ArrayList Vs LinkedList

JavaData StructuresCollectionsArraylistLinked List

Java Problem Overview


I was following a previous post on this that says:

> For LinkedList > > * get is O(n) > * add is O(1) > * remove is O(n) > * Iterator.remove is O(1) > > For ArrayList > > * get is O(1) > * add is O(1) amortized, but O(n) worst-case since the array must be resized and copied > * remove is O(n)

So by looking at this, I concluded that if I've to do just sequential insert in my collection for say 5000000 elements, LinkedList will outclass ArrayList.

And if I've to just fetch the elements from collection by iterating i.e. not grabbing the element in middle, still LinkedList will outclass `ArrayList.

Now to verify my above two statements, I wrote below sample program… But I'm surprised that my above statements were proven wrong.

ArrayList outclassed Linkedlist in both the cases. It took less time than LinkedList for adding as well as fetching them from Collection. Is there anything I'm doing wrong, or the initial statements about LinkedList and ArrayList does not hold true for collections of size 5000000?

I mentioned size, because if I reduce the number of elements to 50000, LinkedList performs better and initial statements hold true.

long nano1 = System.nanoTime();

List<Integer> arr = new ArrayList();
for(int i = 0; i < 5000000; ++i) {
    arr.add(i);
}
System.out.println( (System.nanoTime() - nano1) );

for(int j : arr) {
    ;
}
System.out.println( (System.nanoTime() - nano1) );

long nano2 = System.nanoTime();

List<Integer> arrL = new LinkedList();
for(int i = 0; i < 5000000; ++i) {
    arrL.add(i);
}
System.out.println( (System.nanoTime() - nano2) );

for(int j : arrL) {
    ;
}
System.out.println( (System.nanoTime() - nano2) );

Java Solutions


Solution 1 - Java

Remember that big-O complexity describes asymptotic behaviour and may not reflect actual implementation speed. It describes how the cost of each operation grows with the size of the list, not the speed of each operation. For example, the following implementation of add is O(1) but is not fast:

public class MyList extends LinkedList {
    public void add(Object o) {
        Thread.sleep(10000);
        super.add(o);
    }
}

I suspect in your case ArrayList is performing well because it increases it's internal buffer size fairly aggressively so there will not be a large number of reallocations. When the buffer does not need to be resized ArrayList will have faster adds.

You also need to be very careful when you do this kind of profiling. I'd suggest you change your profiling code to do a warm-up phase (so the JIT has the opportunity to do some optimization without affecting your results) and average the results over a number of runs.
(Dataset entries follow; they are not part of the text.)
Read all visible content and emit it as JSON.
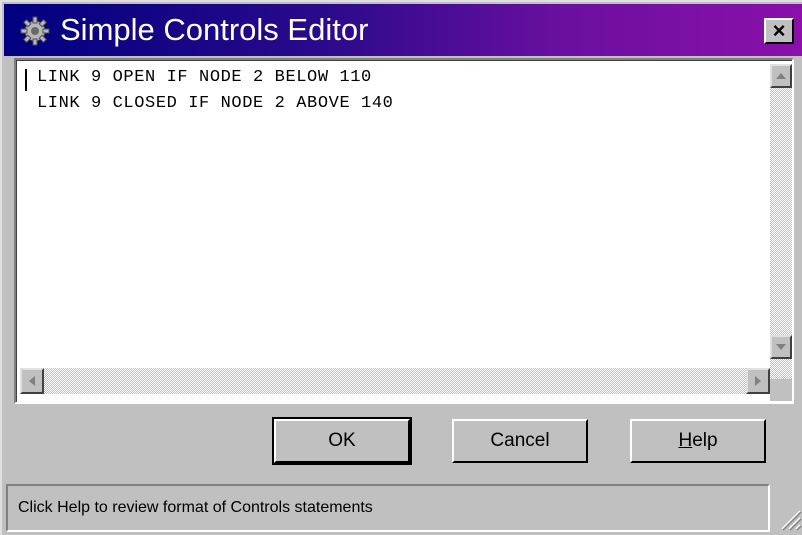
{
  "window": {
    "title": "Simple Controls Editor",
    "app_icon": "gear-icon",
    "close_glyph": "×"
  },
  "editor": {
    "lines": [
      "LINK 9 OPEN IF NODE 2 BELOW 110",
      "LINK 9 CLOSED IF NODE 2 ABOVE 140"
    ]
  },
  "buttons": {
    "ok": "OK",
    "cancel": "Cancel",
    "help_accel": "H",
    "help_rest": "elp"
  },
  "status": {
    "text": "Click Help to review format of Controls statements"
  },
  "colors": {
    "title_gradient_start": "#000080",
    "title_gradient_end": "#8a10a8",
    "face": "#c0c0c0"
  }
}
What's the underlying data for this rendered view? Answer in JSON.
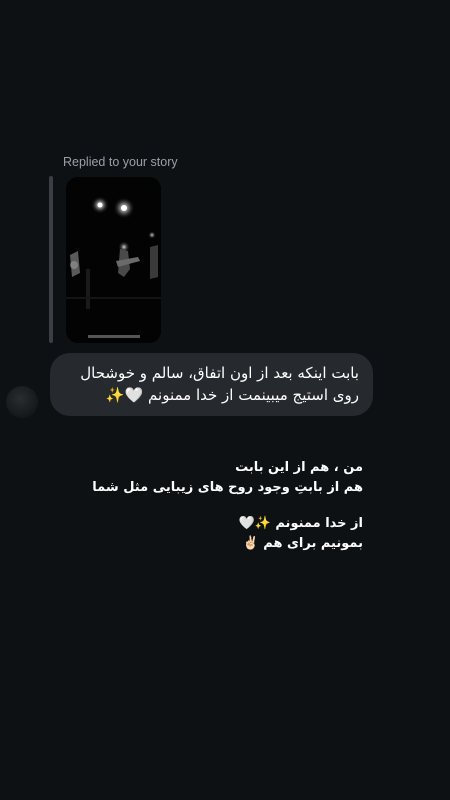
{
  "reply": {
    "label": "Replied to your story"
  },
  "message": {
    "line1": "بابت اینکه بعد از اون اتفاق، سالم و خوشحال",
    "line2": "روی استیج میبینمت از خدا ممنونم 🤍✨"
  },
  "caption": {
    "line1": "من ، هم از این بابت",
    "line2": "هم از بابتِ وجود روح های زیبایی مثل شما",
    "line3": "از خدا ممنونم ✨🤍",
    "line4": "بمونیم برای هم ✌🏻"
  },
  "colors": {
    "background": "#0d1114",
    "bubble": "#262a2e",
    "label": "#9aa0a6"
  }
}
private final static int WARMUP = 1000;
private final static int TEST = 1000;
private final static int SIZE = 500000;

public void perfTest() {
    // Warmup
    for (int i = 0; i < WARMUP; ++i) {
        buildArrayList();
    }
    // Test
    long sum = 0;
    for (int i = 0; i < TEST; ++i) {
        sum += buildArrayList();
    }
    System.out.println("Average time to build array list: " + (sum / TEST));
}

public long buildArrayList() {
    long start = System.nanoTime();
    ArrayList a = new ArrayList();
    for (int i = 0; i < SIZE; ++i) {
        a.add(i);
    }
    long end = System.nanoTime();
    return end - start;
}

... same for buildLinkedList

(Note that sum may overflow and you might be better to use System.currentTimeMillis()).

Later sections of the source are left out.